WASHINGTON -- Legislation was introduced in the Senate this week that would give investors five years to file a securities fraud case rather than the three-year limit imposed by the Supreme Court last month.

The Securities Investor Protection Act would give an investor two years after he or she knew or should have known about a securities violation to file a fraud suit, but no later than five years from the date of violation.

The legislation was introduced Tuesday by Sen. Richard Bryan, D-Nev., a member of the Senate Banking Committee, and co-sponsored by the panel's chairman, Donald Riegle, D-Mich., and five other committee members.

The bill would blunt the high court's ruling June 20 in Lampi v. Gilbertson, in which it said that any litigation brought by a private investor under the antifraud provisions of the Securities and Exchange Act of 1934 must be initiated within one year of the discovery of the violation and no more than three years after the violation has occurred.

Lawyers and advocacy groups representing municipal bond investors objected that their constituents would be among the heaviest hit by the decision. They said that many tax-exempt deals are structured so that investors may not detect problems with their bonds until three years after their purchase.

But representatives of securities dealers yesterday denounced the Bryan bill.

"You are dealing with a very volatile stock market," warned William Fitzpatrick, senior vice president and general counsel of the Securities Industry Association. "To allow somebody who knew they had been defrauded to sit and play the markets for two years waiting for a more advantageous or appropriate time is just not realistic." He called the two-year post-discovery provision "uncnscionable."

Asked about the impact of the ruling on the municipal market, Mr. Fitzpatrick conceded that there are "differences in markets." But he said the "principle" is still the same. "You can't have people at risk forever. You need certainty to conduct a business," he said.

Sen. Riegle, however, warned in a statement Tuesday that the "key to the strength and liquidity of the securities markets is the individual investor. In order to attract participation by individual investors, we must ensure that the securities markets are accessible and fair.

"Regrettably," the senator continued, "on occasion there will be violations of the securities laws.
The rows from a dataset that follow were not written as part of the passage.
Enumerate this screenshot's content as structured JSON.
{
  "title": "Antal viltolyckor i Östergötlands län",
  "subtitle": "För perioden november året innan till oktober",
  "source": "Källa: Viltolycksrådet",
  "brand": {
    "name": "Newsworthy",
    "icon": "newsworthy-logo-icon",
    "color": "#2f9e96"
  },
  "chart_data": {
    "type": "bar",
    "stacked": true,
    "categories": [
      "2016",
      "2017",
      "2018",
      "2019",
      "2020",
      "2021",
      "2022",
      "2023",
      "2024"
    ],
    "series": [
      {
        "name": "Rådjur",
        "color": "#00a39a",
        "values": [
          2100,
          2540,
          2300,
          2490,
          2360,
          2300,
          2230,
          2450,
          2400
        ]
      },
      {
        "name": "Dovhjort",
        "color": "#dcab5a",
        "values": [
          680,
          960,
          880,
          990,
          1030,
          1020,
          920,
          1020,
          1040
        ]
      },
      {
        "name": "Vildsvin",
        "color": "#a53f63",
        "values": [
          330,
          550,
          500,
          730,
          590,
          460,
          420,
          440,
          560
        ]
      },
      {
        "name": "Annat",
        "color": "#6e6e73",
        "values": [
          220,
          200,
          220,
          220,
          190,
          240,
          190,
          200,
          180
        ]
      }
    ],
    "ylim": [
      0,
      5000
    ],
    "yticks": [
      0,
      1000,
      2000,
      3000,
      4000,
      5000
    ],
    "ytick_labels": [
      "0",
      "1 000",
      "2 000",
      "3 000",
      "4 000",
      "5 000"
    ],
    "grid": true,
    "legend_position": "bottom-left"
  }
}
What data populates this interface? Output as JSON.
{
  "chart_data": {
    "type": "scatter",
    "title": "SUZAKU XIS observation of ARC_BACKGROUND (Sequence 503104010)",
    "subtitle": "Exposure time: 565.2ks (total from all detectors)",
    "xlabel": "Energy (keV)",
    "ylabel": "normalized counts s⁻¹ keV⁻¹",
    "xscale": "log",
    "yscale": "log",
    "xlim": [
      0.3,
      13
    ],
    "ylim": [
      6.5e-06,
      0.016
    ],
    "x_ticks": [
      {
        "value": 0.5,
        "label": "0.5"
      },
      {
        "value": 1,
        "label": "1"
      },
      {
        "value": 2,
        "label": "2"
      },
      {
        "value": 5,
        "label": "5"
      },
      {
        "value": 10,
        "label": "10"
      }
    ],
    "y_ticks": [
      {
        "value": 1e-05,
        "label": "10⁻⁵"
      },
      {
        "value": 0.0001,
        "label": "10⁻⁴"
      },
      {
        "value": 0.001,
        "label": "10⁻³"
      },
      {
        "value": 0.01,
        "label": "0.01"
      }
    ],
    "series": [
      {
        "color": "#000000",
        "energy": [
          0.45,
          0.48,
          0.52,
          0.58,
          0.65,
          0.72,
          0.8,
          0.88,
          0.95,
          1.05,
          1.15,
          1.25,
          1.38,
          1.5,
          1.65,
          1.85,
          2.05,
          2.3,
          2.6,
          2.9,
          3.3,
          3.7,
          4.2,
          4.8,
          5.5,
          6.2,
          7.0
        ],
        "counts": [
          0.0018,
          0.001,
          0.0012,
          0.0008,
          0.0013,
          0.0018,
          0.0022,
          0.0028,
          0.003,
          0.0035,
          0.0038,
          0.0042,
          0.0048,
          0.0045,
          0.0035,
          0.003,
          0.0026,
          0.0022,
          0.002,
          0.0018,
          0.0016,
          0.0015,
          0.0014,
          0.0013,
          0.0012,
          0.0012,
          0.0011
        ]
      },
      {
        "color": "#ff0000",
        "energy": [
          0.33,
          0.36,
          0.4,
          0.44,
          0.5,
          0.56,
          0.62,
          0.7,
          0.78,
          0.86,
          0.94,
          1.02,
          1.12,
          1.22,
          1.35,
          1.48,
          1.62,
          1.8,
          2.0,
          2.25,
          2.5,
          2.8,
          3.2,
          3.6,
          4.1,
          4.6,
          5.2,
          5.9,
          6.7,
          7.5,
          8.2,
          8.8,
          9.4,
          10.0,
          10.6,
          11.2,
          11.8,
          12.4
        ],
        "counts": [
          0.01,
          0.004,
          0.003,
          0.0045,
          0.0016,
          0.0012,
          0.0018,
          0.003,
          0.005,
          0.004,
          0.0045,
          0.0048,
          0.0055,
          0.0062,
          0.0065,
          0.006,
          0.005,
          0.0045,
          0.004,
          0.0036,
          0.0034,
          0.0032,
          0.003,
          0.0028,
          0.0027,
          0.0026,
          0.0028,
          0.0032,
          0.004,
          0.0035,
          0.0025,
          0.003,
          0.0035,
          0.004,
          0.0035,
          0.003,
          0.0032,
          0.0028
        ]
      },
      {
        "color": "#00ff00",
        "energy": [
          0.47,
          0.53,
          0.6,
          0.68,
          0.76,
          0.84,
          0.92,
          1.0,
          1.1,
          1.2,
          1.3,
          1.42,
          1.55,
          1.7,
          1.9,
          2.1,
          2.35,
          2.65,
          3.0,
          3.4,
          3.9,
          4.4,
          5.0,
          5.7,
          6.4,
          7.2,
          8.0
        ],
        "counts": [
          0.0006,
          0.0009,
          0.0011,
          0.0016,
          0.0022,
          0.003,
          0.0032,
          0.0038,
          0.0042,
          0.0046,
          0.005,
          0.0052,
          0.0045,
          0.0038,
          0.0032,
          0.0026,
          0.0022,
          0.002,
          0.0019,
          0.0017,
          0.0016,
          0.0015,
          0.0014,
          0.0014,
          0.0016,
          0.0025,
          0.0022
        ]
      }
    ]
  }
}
This bill will protect individual investors by providing them with sufficient time to put a case together to fight any violations of the securities laws.

Sen. Bryan said in a statement Tuesday that the bill strikes a proper balance between the needs of investors and the securities industry. He added that "without question" some of the greatest victims of the Lampf decision will be municipal bond investors.

"Often perpetrators of securities fraud can go undetected for years," the senator said, "and will not be exposed until their fraudulent investment schemes ultimately collapse. Even then, putting the pieces of these complicated scams together to form the basis for a lawsuit can take an enormous amount of time."

A key provision of the Bryan bill would protect pending cases from dismissal as a result of the Supreme Court's shortening of the statute of limitations.

In addition, lawyers for the investors that brought the Lampf case filed a motion July 15 asking the Supreme Court not to apply the decision retroactively. They argued that in the past when the high court has applied a decision retroactively, it has provided a written analysis of its decision. But in the Lampf case it did not, they said.

Franklin Gordon Allen 2d, one of the investors' lawyers, conceded that chances are slim that the high court will hear the retroactivity issue. "But the stakes are so high, if there is a small chance" that the Supreme Court will rehear the issue, them investors should pursue it, said Mr. Allen, a partner with Allen, Kilmer, Schrader, Yazbeck & Chenoweth in Portland.

The Supreme Court decision has had an immediate impact on pending fraud cases brought by municipal bond investors. For instance, lawyers for bondholders who bought Washington Public Power Supply System units 4 and 5 bonds before June 15, 1983, expressed concern earlier this week that the ruling could harm bondholders' claims if out of court settlements now being challenged in appeals courts are overturned.

And on July 11 lawyers for investors suing nursing home operator First Humanics Corp. filed a position paper with the U.S. District Court for the Southern District of Ohio Western Division urging the court not to apply the decision retroactively to their case.

The impact of the Supreme Court decision on the municipal bond market is "enormous," said John Cuneo, general counsel for the National Association of Securities and Commercial Law Attorneys, who are pushing the Bryan legislation. "We've made a number of members of Congress aware of the unfairness of the decision. It is particularly significant for bondholders because municipal bonds are exempt from the requirements of the Securities Act of 1933," which requires extensive disclosure about securities issues.